Ce très beau travail éditorial est un écrin approprié pour un texte à la fois proche et différent des précédents romans de l’auteur. Présenté comme la « suite métaphorique » de La mécanique du cœur, ce livre présente en effet des similitudes avec son aîné : le narrateur, s’il n’est jamais clairement nommé, semble bien toujours être le même petit personnage roux écureuil, avatar de Mathias Malzieu himself, présent dans ses autres livres. Nous retrouvons donc le petit Jack, ou du moins son double, dans une nouvelle aventure sentimentale.

Car l’amour est la grande affaire qui occupe le narrateur. S’il n’est plus ici question de risquer de briser son cœur-horloge, c’est que le mal est fait : c’est avec un trou d’obus béant dans la poitrine, dû à l’explosion de sa relation avec la « bombe d’amour » (probablement Miss Acacia), que le personnage promène sur les trottoirs parisiens sa carcasse d’inventeur désenchanté. Jusqu’à sa rencontre avec l’inconnue qui disparaît quand on l’embrasse…

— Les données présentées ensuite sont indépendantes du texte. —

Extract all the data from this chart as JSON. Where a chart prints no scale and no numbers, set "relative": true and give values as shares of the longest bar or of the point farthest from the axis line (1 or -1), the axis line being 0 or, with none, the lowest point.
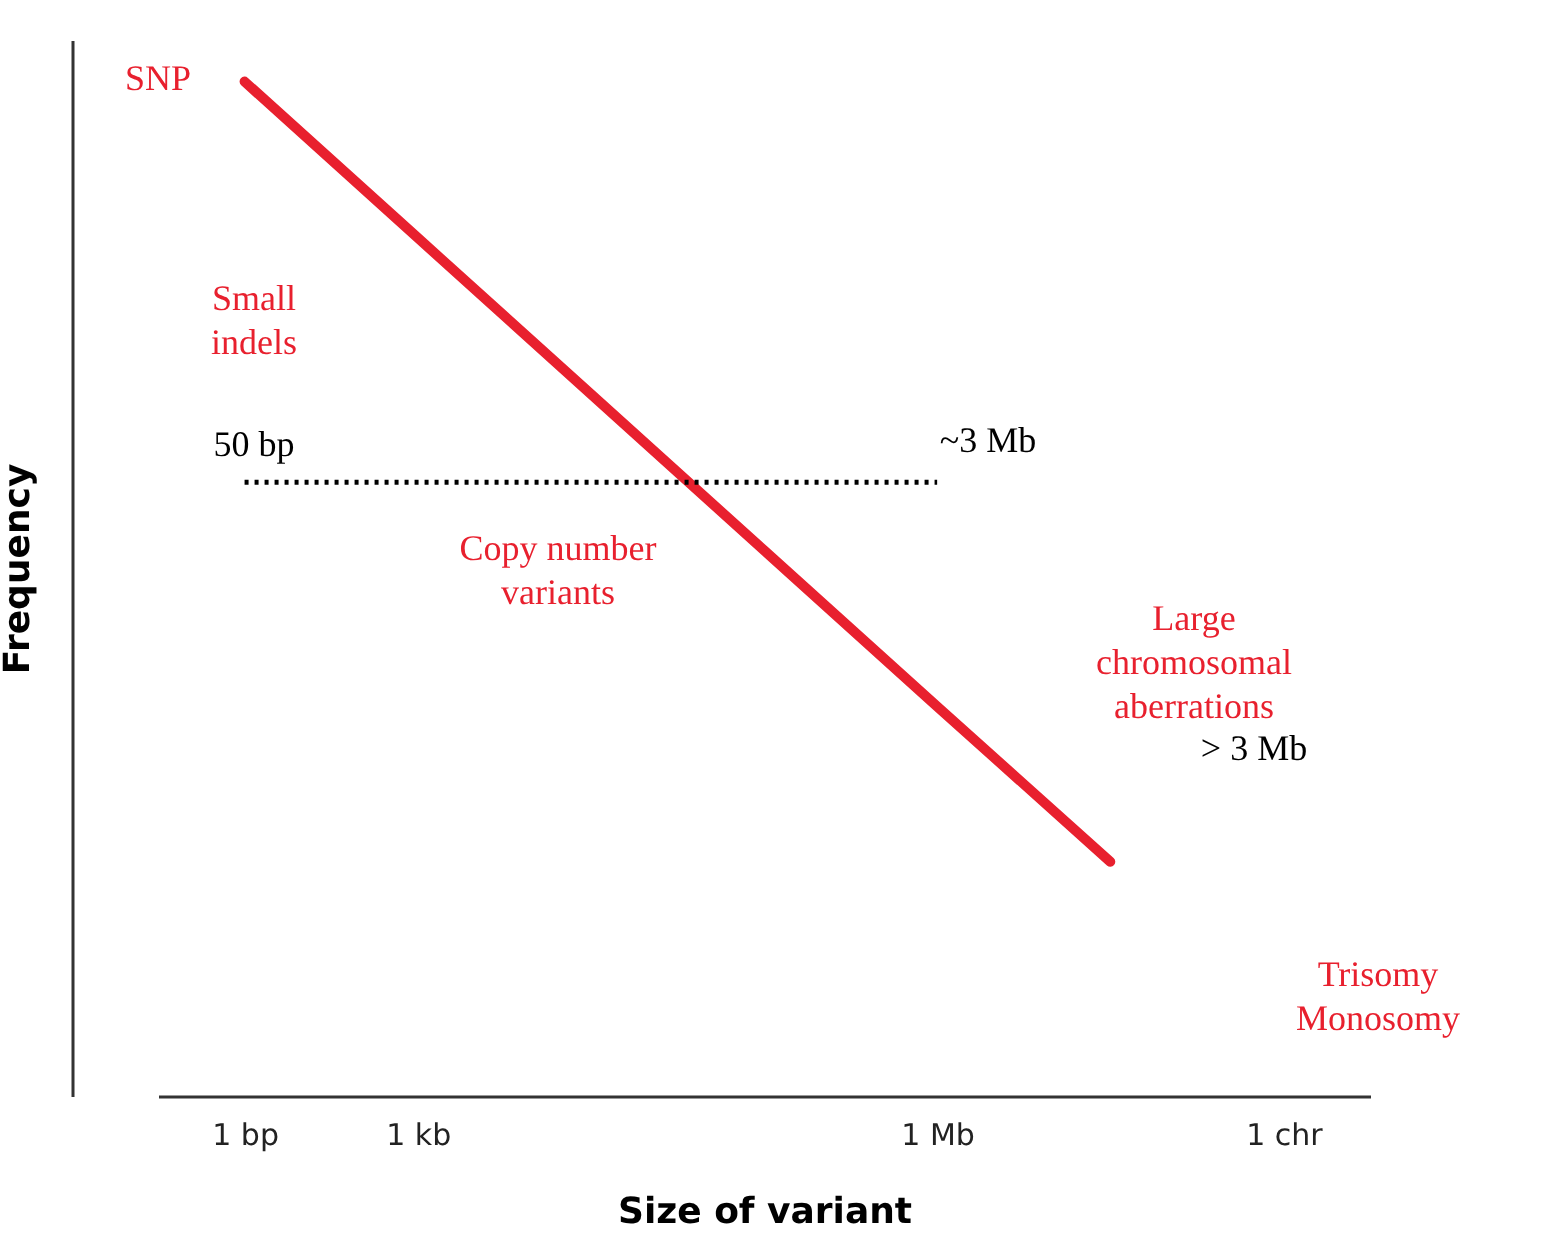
{
  "chart_data": {
    "type": "line",
    "relative": true,
    "xlabel": "Size of variant",
    "ylabel": "Frequency",
    "categories": [
      "1 bp",
      "1 kb",
      null,
      null,
      "1 Mb",
      null,
      "1 chr"
    ],
    "tick_labels": "x",
    "series": [
      {
        "color": "#e8202e",
        "values": [
          1,
          0.846,
          0.692,
          0.538,
          0.384,
          0.231,
          null
        ]
      },
      {
        "color": "#000000",
        "values": [
          0.605,
          0.605,
          0.605,
          0.605,
          0.605,
          null,
          null
        ],
        "line_style": "dotted"
      }
    ],
    "annotations": [
      "SNP",
      "Small\nindels",
      "50 bp",
      "~3 Mb",
      "Copy number\nvariants",
      "Large\nchromosomal\naberrations",
      "> 3 Mb",
      "Trisomy\nMonosomy"
    ]
  }
}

On retrouve alors dans le roman toute l’inventivité qui caractérise l’univers de Malzieu : des animaux improbables (un perroquet magnétophone, des écureuils de combat), des plantes extraordinaires (l’arbre à harmonica, celui à barrettes) et des recettes qu’on rêverait de goûter (le baiser en chocolat). Comme toujours, la poésie de ces trouvailles emporte le lecteur dans l’épopée de son héros maladroit et faillible, terriblement humain au milieu de cet univers de conte de fées moderne.

Si j’avais parfois trouvé dans les précédents livres que l’absurde faisait obstacle à la compréhension de l’histoire ou à l’émotion, ici le dosage est savamment maîtrisé : une tasse de fantaisie, un soupçon de dinguerie, une louche de dilemme, un litre de mélancolie, et surtout, beaucoup d’amour. En résulte un plat savoureux, un petit roman où la métaphore transcrit la réalité des difficultés de la vie sentimentale d’un trentenaire qui aimerait ne plus se tromper et ne plus souffrir. On sourit, on s’attache, on espère, et même si le lecteur plus sagace que Jack peut se douter de la fin, il ne boudera pas le plaisir de savourer cette friandise poétique à sa juste valeur. Celle d’un livre léger comme le numéro d’un clown triste, qui fait rire et rêver pour éviter que l’assistance ne s’inquiète trop pour lui. Me voilà définitivement conquise par la prestation de l’auteur, dont j’attendrai dorénavant les prochaines œuvres avec gourmandise.